Acara ini menjadi ajang bagi 110 peserta untuk menampilkan bakat dan kreativitas mereka.
Dua peserta yang menonjol adalah Safa Fitria Oktaviani dan Amelia Imelda. Safa awalnya hanya pengganti teman yang mundur dalam lomba Yatim Got Talent. Meski gugup, ia berhasil menyampaikan pidato dalam bahasa Inggris dan menarik perhatian penonton. Keesokan harinya, Safa ikut lomba Storytelling, membawakan kisah pribadinya tentang mendiang ayah. Juri, Hamzah Ziyan, memuji kemampuan bercerita Safa.

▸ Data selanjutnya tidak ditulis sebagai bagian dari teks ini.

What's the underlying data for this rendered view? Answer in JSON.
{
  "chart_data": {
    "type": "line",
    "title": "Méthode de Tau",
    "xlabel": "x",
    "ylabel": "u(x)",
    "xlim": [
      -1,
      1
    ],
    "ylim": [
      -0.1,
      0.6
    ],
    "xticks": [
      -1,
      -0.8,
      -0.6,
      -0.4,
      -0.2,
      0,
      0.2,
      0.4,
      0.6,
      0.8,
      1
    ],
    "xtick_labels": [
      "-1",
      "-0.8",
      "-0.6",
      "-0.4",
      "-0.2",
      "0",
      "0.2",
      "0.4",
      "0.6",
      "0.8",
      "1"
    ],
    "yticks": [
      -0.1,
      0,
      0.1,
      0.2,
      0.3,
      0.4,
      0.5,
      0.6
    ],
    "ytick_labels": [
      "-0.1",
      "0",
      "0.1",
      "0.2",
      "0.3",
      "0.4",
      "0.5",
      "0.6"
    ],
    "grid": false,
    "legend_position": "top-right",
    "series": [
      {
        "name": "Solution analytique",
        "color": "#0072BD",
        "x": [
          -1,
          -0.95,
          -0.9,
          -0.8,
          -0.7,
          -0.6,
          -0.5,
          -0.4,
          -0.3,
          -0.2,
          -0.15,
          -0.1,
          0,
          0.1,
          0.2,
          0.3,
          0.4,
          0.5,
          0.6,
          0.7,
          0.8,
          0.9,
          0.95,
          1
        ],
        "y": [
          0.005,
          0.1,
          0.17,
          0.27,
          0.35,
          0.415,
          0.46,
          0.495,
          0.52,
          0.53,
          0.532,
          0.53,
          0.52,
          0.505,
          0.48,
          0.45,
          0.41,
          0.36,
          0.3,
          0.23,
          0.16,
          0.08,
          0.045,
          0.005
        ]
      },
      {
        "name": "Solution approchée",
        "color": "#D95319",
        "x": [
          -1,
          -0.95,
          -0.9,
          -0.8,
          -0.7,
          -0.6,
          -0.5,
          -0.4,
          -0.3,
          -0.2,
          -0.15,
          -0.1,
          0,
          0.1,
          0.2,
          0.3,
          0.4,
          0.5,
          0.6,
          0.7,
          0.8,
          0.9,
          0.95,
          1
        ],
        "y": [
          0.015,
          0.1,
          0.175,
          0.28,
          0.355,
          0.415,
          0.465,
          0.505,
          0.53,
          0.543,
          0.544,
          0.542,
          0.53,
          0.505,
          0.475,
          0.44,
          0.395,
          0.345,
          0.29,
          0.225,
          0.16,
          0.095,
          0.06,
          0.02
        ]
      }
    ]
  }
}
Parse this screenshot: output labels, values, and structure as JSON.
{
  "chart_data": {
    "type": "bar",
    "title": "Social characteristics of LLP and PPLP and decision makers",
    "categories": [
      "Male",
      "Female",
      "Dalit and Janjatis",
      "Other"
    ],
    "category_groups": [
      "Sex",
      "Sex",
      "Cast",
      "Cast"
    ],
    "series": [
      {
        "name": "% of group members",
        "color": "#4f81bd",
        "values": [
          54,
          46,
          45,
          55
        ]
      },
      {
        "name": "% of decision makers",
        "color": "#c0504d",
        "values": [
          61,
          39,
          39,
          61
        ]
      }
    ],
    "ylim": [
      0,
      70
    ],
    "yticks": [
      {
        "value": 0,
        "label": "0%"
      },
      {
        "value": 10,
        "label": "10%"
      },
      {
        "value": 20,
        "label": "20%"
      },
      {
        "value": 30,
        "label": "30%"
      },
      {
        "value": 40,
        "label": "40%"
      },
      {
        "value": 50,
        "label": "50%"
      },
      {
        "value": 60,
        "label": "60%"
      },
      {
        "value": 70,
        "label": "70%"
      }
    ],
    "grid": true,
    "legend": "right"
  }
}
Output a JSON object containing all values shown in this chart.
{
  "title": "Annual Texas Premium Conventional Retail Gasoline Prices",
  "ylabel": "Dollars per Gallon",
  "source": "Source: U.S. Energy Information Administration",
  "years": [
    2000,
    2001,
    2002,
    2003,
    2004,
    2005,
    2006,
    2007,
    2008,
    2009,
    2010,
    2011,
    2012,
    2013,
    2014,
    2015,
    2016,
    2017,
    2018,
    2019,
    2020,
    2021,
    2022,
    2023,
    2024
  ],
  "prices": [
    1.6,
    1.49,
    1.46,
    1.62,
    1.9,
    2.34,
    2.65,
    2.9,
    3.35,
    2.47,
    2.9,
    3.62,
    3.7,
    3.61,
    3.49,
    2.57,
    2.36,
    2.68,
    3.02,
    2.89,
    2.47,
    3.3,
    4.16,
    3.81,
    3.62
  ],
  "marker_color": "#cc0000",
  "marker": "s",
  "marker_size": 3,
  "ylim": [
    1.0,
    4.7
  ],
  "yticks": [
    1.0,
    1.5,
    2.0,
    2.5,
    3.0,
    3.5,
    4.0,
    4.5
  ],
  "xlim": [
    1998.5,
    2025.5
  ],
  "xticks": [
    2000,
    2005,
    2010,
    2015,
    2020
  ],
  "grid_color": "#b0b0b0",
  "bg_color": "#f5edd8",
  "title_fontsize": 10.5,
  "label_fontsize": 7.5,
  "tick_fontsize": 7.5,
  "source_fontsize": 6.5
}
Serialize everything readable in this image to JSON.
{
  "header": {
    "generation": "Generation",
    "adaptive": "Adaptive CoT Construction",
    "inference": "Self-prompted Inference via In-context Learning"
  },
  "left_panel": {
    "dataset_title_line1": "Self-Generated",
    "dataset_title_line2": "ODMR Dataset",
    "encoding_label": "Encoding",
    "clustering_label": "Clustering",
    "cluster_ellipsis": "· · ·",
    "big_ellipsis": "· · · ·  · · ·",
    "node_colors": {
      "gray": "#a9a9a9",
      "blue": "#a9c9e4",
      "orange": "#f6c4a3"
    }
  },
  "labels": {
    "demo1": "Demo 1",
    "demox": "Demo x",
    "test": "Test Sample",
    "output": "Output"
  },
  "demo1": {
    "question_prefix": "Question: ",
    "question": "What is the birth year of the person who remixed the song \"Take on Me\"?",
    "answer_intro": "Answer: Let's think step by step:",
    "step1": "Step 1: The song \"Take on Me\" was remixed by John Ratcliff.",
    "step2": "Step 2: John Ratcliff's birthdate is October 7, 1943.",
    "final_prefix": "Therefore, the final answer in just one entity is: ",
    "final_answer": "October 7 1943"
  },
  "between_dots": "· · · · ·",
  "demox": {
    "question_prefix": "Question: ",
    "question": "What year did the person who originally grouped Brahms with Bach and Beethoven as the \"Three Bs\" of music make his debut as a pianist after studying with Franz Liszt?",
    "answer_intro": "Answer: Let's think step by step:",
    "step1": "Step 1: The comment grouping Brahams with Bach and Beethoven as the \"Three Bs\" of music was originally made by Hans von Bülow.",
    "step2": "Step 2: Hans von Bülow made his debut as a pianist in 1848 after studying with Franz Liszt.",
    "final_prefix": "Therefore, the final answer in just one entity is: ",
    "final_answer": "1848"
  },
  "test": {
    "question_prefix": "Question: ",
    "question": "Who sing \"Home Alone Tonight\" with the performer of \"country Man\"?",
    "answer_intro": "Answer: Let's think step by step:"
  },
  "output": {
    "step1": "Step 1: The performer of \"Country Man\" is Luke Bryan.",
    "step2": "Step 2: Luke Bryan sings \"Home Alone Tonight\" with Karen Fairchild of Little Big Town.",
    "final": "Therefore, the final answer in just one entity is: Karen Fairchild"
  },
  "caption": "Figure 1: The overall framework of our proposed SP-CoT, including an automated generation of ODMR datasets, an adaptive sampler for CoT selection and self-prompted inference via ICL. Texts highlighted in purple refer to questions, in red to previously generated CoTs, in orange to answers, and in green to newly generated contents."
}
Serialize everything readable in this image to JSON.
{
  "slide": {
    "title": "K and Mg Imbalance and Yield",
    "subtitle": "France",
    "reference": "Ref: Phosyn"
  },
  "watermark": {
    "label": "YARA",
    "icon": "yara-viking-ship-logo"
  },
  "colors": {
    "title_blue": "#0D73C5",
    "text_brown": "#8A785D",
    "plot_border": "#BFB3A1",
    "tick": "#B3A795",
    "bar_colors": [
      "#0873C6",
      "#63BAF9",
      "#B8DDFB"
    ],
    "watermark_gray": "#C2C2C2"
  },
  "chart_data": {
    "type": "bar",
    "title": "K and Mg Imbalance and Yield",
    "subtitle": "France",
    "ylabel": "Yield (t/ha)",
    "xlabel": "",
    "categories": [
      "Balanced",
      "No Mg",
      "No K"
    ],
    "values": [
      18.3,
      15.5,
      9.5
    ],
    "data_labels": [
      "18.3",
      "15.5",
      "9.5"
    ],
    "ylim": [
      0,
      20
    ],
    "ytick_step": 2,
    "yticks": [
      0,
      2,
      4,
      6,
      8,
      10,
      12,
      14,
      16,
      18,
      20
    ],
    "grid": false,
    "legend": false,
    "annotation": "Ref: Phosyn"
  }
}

“Dengan cerita hidupku, aku ingin menginspirasi teman-teman bahwa menjadi yatim bukan halangan untuk bangkit,” kata Safa.
Sementara itu, Amelia berhasil menjuarai lomba Kuis Ranking Satu, mengalahkan 21 peserta lain. Siswi SMK Farmasi ini bercita-cita melanjutkan kuliah di bidang farmasi atau keperawatan untuk membantu banyak orang. Motivasi Amelia berasal dari kondisi ibu dan kakaknya yang sedang berjuang melawan TBC dan kanker payudara.
“Amelia anak yang hebat, bisa menunjukkan potensi dan bakatnya di tengah keterbatasan,” kata Fahrul Bahri dari Yayasan Bangun Anak Jakarta, tempat Amelia dibina.
Festival ini membuktikan bahwa dukungan Dompet Dhuafa tidak hanya berupa bantuan materi, tetapi juga memberi ruang bagi anak-anak yatim untuk mengekspresikan diri, meraih prestasi, dan menginspirasi orang lain.